When the System Fails, the Experience Begins
When the System Fails, the Experience Begins
A frontline perspective on what hospitality training often misses
In hospitality, we spend a great deal of time training employees on systems, standards, and service flows. Team members learn how to check guests in, answer the phone, navigate the property management system, and direct issues to the appropriate department. They are taught the procedures, the order of steps, and the expected service language.
All of that is necessary.
But the real test of hospitality does not begin when everything is working. It begins when something goes wrong.
It begins when the system is down.
When the manager is unavailable.
When the answer is not immediate.
When the guest is standing right in front of you, waiting, watching, and expecting confidence.
That is the moment when the experience is no longer driven by policy alone. It is driven by the person standing in front of the guest.
One of the biggest gaps in hospitality training is that we prepare employees for process, but not enough for pressure. We teach them what to do when the situation is clear, but not always how to respond when the situation is uncertain. We teach the system, but not enough of the mindset required when the system cannot solve the problem immediately.
That is where emotional intelligence becomes critical.
The real difference is not only knowledge. It is the ability to stay calm under pressure, communicate clearly, and guide the interaction even when the answer is not an immediate yes. In hospitality, guests may not always receive exactly what they ask for, but they should still feel that they are being supported, respected, and guided toward a solution.
That is why I believe we need to rethink how we train frontline teams.
Instead of only teaching employees how the system works, we should also prepare them for what happens when the system does not work. Instead of focusing only on the standard process, we should train for the unexpected moment. What happens when the guest requests a service the hotel does not offer? What happens when there is no immediate answer? What happens when a new employee is faced with frustration before they have even become fully confident in the system?

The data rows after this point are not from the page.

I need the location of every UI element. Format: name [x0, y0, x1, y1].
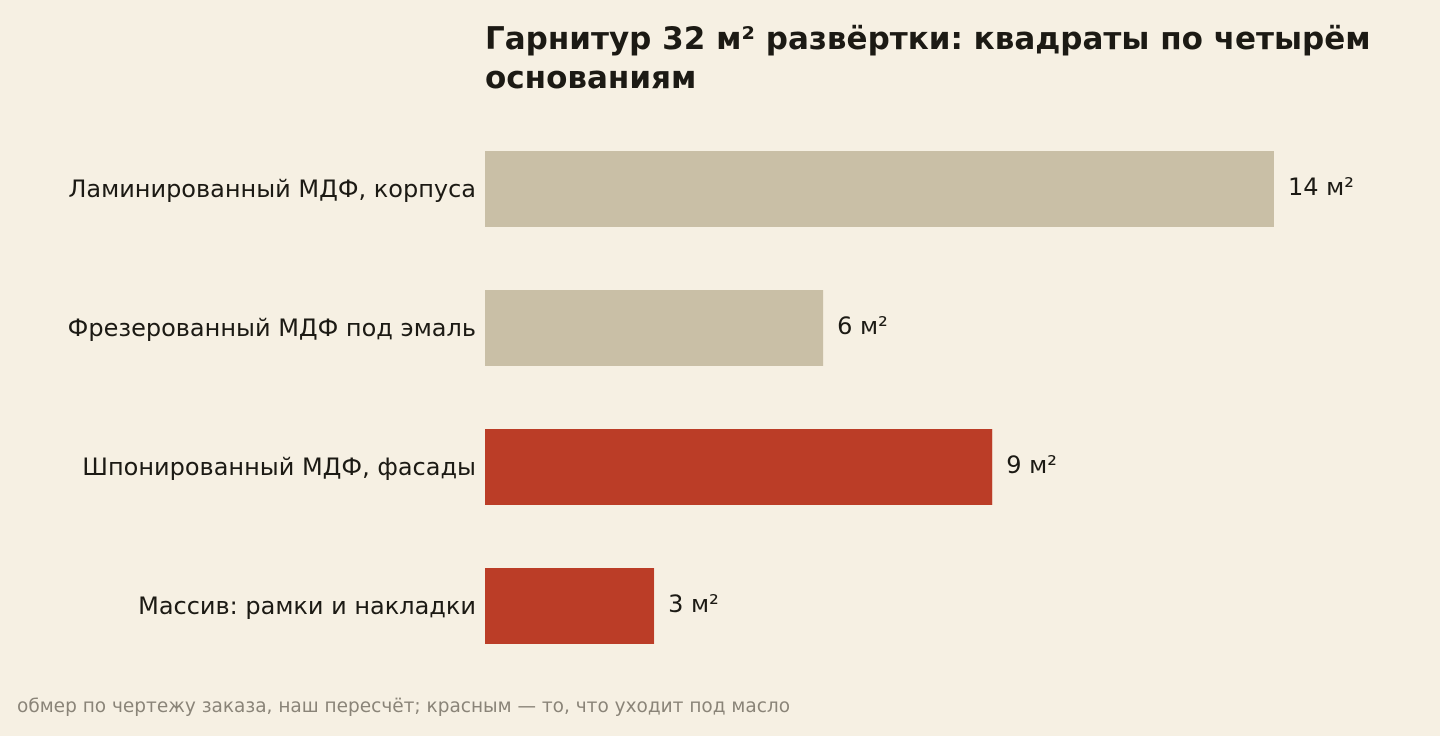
value-label-3: 9 м²	[1006, 451, 1057, 479]
bars-group: Ламинированный МДФ, корпуса 14 м² Фрезеров…	[68, 151, 1354, 644]
bar-3	[485, 429, 993, 505]
bar-2	[485, 290, 824, 366]
bar-4	[485, 568, 655, 644]
value-label-2: 6 м²	[837, 312, 888, 340]
bar-1	[485, 151, 1274, 227]
category-label-2: Фрезерованный МДФ под эмаль	[68, 314, 476, 342]
category-label-4: Массив: рамки и накладки	[138, 592, 476, 620]
category-label-1: Ламинированный МДФ, корпуса	[68, 175, 476, 203]
value-label-4: 3 м²	[668, 590, 719, 618]
chart-title: Гарнитур 32 м² развёртки: квадраты по че…	[485, 21, 1371, 96]
chart-footnote: обмер по чертежу заказа, наш пересчёт; к…	[17, 696, 791, 717]
value-label-1: 14 м²	[1288, 173, 1354, 201]
category-label-3: Шпонированный МДФ, фасады	[82, 453, 476, 481]
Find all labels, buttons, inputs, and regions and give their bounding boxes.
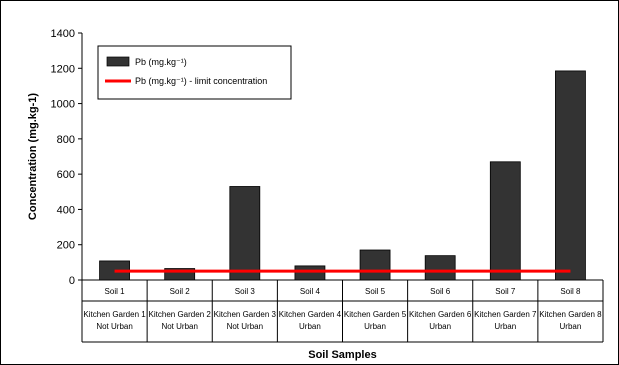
x-category-garden-label: Kitchen Garden 3: [214, 310, 277, 319]
bar-pb-soil-3: [229, 186, 261, 281]
x-category-garden-label: Kitchen Garden 2: [149, 310, 212, 319]
x-category-type-label: Not Urban: [227, 322, 263, 331]
x-category-type-label: Not Urban: [161, 322, 197, 331]
y-tick-label: 0: [69, 275, 75, 287]
x-category-garden-label: Kitchen Garden 7: [474, 310, 537, 319]
x-category-soil-label: Soil 1: [105, 287, 126, 296]
y-tick-label: 1200: [51, 63, 75, 75]
x-category-type-label: Urban: [299, 322, 321, 331]
legend-swatch-bar: [106, 56, 130, 67]
x-category-soil-label: Soil 7: [495, 287, 516, 296]
legend-label-limit: Pb (mg.kg⁻¹) - limit concentration: [135, 76, 267, 86]
x-category-type-label: Not Urban: [96, 322, 132, 331]
x-category-garden-label: Kitchen Garden 1: [83, 310, 146, 319]
x-category-soil-label: Soil 6: [430, 287, 451, 296]
x-category-type-label: Urban: [364, 322, 386, 331]
bar-pb-soil-7: [489, 161, 521, 281]
x-category-soil-label: Soil 4: [300, 287, 321, 296]
x-category-soil-label: Soil 8: [560, 287, 581, 296]
x-category-garden-label: Kitchen Garden 6: [409, 310, 472, 319]
x-axis-title: Soil Samples: [308, 349, 376, 361]
y-axis-title: Concentration (mg.kg-1): [27, 93, 39, 220]
legend-box: [97, 45, 292, 100]
y-tick-label: 800: [57, 134, 75, 146]
x-category-type-label: Urban: [494, 322, 516, 331]
y-tick-label: 1400: [51, 28, 75, 40]
x-category-soil-label: Soil 3: [235, 287, 256, 296]
x-category-garden-label: Kitchen Garden 8: [539, 310, 602, 319]
y-tick-label: 200: [57, 240, 75, 252]
y-tick-label: 400: [57, 204, 75, 216]
x-category-type-label: Urban: [429, 322, 451, 331]
x-category-garden-label: Kitchen Garden 4: [279, 310, 342, 319]
bar-pb-soil-8: [555, 70, 586, 281]
x-category-soil-label: Soil 2: [170, 287, 191, 296]
legend: Pb (mg.kg⁻¹) Pb (mg.kg⁻¹) - limit concen…: [97, 45, 292, 100]
bar-pb-soil-5: [359, 249, 391, 281]
x-category-soil-label: Soil 5: [365, 287, 386, 296]
legend-label-pb: Pb (mg.kg⁻¹): [135, 57, 187, 67]
bar-pb-soil-2: [164, 268, 196, 281]
x-category-type-label: Urban: [560, 322, 582, 331]
bar-pb-soil-6: [424, 255, 456, 281]
y-tick-label: 1000: [51, 99, 75, 111]
bar-pb-soil-4: [294, 265, 326, 281]
y-tick-label: 600: [57, 169, 75, 181]
x-category-garden-label: Kitchen Garden 5: [344, 310, 407, 319]
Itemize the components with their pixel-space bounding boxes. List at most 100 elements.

These are the moments that build or break confidence.
For new employees especially, confidence often develops in stages. First, they are trying to understand the mechanics of the role: how to use the system, how to process requests, how to move through the operational basics. Only after that foundation starts to settle does their confidence begin to grow in handling more difficult guest situations.

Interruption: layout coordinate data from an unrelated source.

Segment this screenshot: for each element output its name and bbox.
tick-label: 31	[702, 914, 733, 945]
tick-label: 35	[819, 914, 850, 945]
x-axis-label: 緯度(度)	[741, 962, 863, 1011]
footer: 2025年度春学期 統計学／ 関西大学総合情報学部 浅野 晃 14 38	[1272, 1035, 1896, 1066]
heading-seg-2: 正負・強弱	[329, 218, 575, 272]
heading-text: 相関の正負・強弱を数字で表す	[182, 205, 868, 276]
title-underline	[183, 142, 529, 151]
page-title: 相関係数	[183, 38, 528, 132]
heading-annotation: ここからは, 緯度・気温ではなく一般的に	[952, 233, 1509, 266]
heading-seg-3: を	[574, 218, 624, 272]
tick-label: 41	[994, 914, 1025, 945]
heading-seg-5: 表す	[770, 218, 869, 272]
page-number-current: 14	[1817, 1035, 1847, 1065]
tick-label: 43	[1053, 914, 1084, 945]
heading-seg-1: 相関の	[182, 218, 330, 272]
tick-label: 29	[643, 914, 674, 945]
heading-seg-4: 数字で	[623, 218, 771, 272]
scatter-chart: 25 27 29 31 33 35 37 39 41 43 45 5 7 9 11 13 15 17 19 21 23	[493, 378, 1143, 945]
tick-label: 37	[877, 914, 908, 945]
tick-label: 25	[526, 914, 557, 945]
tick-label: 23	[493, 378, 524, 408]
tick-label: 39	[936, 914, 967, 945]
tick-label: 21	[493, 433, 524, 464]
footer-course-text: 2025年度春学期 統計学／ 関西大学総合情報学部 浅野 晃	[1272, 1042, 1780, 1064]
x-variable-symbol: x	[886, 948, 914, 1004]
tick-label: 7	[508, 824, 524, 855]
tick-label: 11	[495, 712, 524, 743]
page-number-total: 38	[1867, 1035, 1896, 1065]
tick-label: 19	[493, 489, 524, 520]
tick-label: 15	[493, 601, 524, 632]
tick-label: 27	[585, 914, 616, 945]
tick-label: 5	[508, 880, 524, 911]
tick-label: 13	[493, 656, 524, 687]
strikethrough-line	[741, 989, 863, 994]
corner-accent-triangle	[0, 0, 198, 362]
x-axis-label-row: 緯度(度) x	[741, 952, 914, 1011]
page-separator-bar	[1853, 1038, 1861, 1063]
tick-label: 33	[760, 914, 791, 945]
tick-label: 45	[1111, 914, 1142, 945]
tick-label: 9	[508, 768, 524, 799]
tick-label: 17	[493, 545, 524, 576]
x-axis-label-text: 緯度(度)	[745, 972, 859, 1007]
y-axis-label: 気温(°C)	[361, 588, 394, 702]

That is exactly why the training model should evolve.
We should not only train for process first and hope judgment develops later. We should also introduce “what-if” scenarios from the beginning. Team members should be exposed to real examples of difficult situations, unexpected breakdowns, guest frustration, and moments where there is no perfect answer. This kind of scenario-based learning helps employees think beyond the script and become more solution-oriented earlier in their development.
Another important part of this process is who new employees are paired with.
It is not enough to place a new team member beside the person who has simply been there the longest. The ideal trainer or buddy should be someone who not only understands the system, but also demonstrates the right guest approach. They should be calm, solution-oriented, emotionally steady, and pleasant in their general disposition. Those are the people who model success in real time. Their example teaches the new employee not just how to do the job, but how to carry the experience.
I also believe there is value in creating regular field-based reflection sessions. Managers and experienced team members should document the unexpected situations that arise on the frontline and use them as practical training material. Monthly sessions could be held where real scenarios are reviewed, broken down, and discussed. This would give beginners stronger exposure, give experienced employees a voice in shaping training, and create a culture where real-life learning becomes part of team development.
The strongest teams are not just system-trained. They are solution-oriented. They know how to stay composed, think clearly, and communicate with confidence even when conditions are less than ideal.
That mindset is what transforms service into experience.
Because when the script runs out, when the process cannot carry the moment, and when the guest is depending on the person in front of them, that is where true hospitality begins.